The deal would "alleviate power outages and also generate revenue from the export of electricity among the countries", said Christopher Yaluma, Zambia’s minister of mines, energy and water, in an interview with the Zambia Daily Mail.

In Zambia (pictured) less than 19% of the population currently has access to electricity.

Work is scheduled to begin at the end of 2015 and is expected to be completed by December 2018.

A Tanzanian official admitted, however, that the country was unable to fund a truly national grid itself.

"There is no way we can use national budget funds to invest in energy because our economies will collapse," said Sospeter Muhongo, Tanzania’s minister of energy and minerals, at the signing ceremony. "We need the private sector."

Muhongo said Africa as a whole required between $300bn and $500bn to create a truly continental grid.
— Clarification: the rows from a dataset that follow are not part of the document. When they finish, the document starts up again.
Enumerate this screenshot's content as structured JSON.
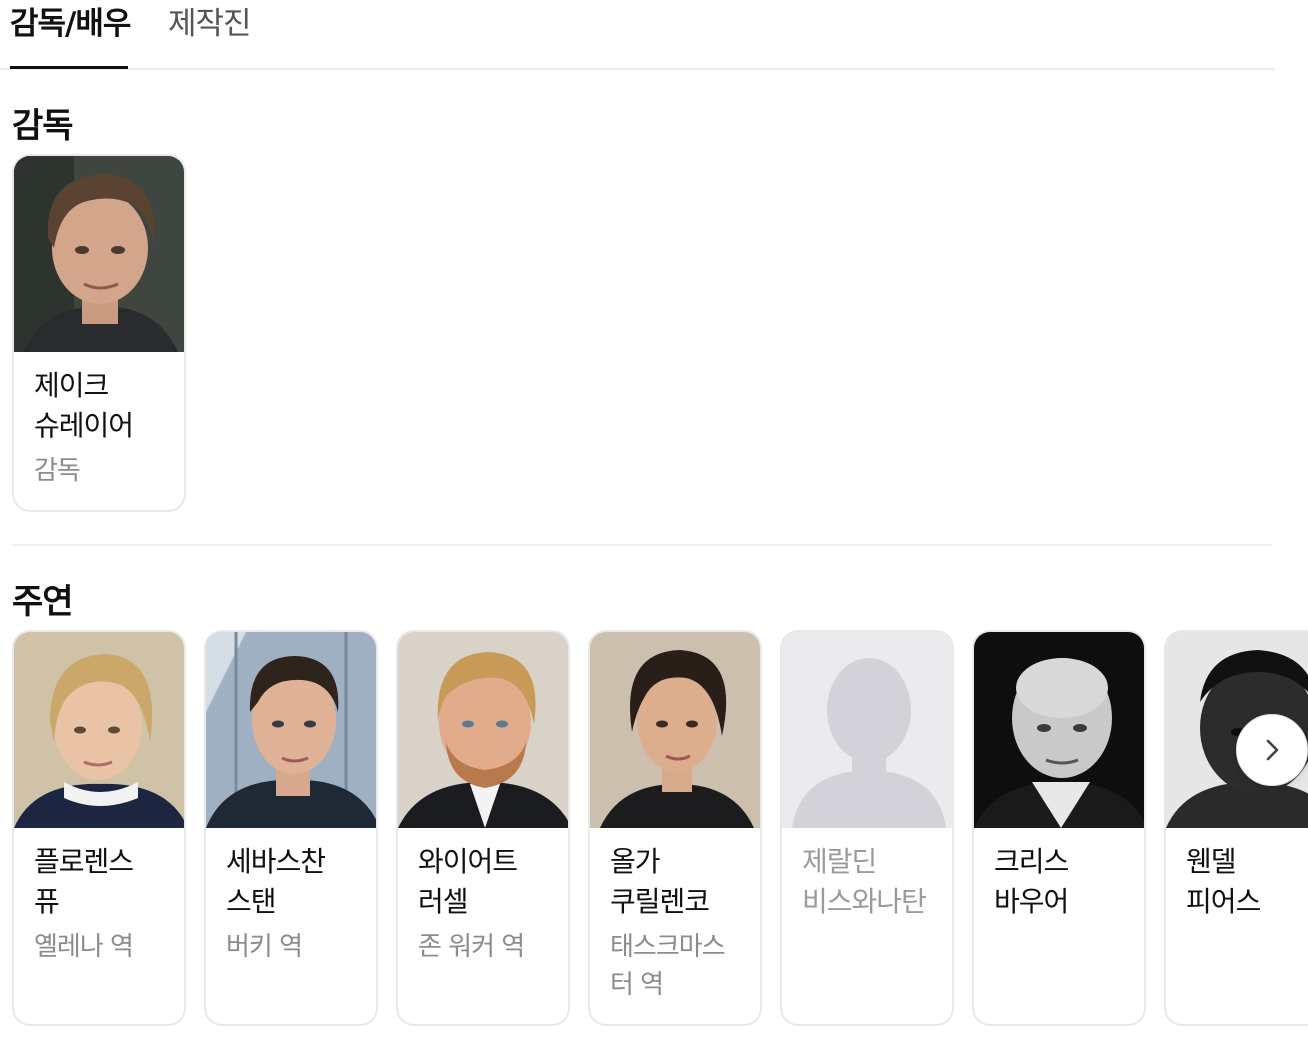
{
  "tabs": [
    {
      "label": "감독/배우",
      "active": true
    },
    {
      "label": "제작진",
      "active": false
    }
  ],
  "director_section": {
    "title": "감독",
    "people": [
      {
        "name": "제이크 슈레이어",
        "role": "감독",
        "photo": "portrait"
      }
    ]
  },
  "cast_section": {
    "title": "주연",
    "people": [
      {
        "name": "플로렌스 퓨",
        "role": "옐레나 역",
        "photo": "portrait"
      },
      {
        "name": "세바스찬 스탠",
        "role": "버키 역",
        "photo": "portrait"
      },
      {
        "name": "와이어트 러셀",
        "role": "존 워커 역",
        "photo": "portrait"
      },
      {
        "name": "올가 쿠릴렌코",
        "role": "태스크마스터 역",
        "photo": "portrait"
      },
      {
        "name": "제랄딘 비스와나탄",
        "role": "",
        "photo": "placeholder-silhouette"
      },
      {
        "name": "크리스 바우어",
        "role": "",
        "photo": "portrait"
      },
      {
        "name": "웬델 피어스",
        "role": "",
        "photo": "portrait"
      }
    ]
  },
  "icons": {
    "next": "chevron-right-icon",
    "placeholder": "person-silhouette-icon"
  }
}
Present at the signing on 15 December in Livingstone, Zambia were a number of potential players in Africa’s future electrification, including the EU, the Norwegian Fund, the World Bank, the African Development Bank and the China Development Bank.

The project will connect the electricity systems of 12 countries in southern Africa with 10 countries in eastern Africa, although the impact will, for the moment, be more symbolic than practical.

The southern power pool, founded in 1995, is the most sophisticated in Africa. But even this area still requires a great deal of further construction.

A project to create better connections between Mozambique, South Africa and Zimbabwe (the MoZiSa scheme) has been postponed, and in October was begun again at the expression of interest stage.

As with Ethiopia in the north, Zambia has made electricity generation and export a cornerstone of its development plans.

It is in negotiation with Mozambique to construct a 400kV interconnector line, and is aiming to increase its installed generation capacity to about 4GW, which will largely be achieved by the 1.6GW Batoka Gorge hydro power project on the River Zambezi.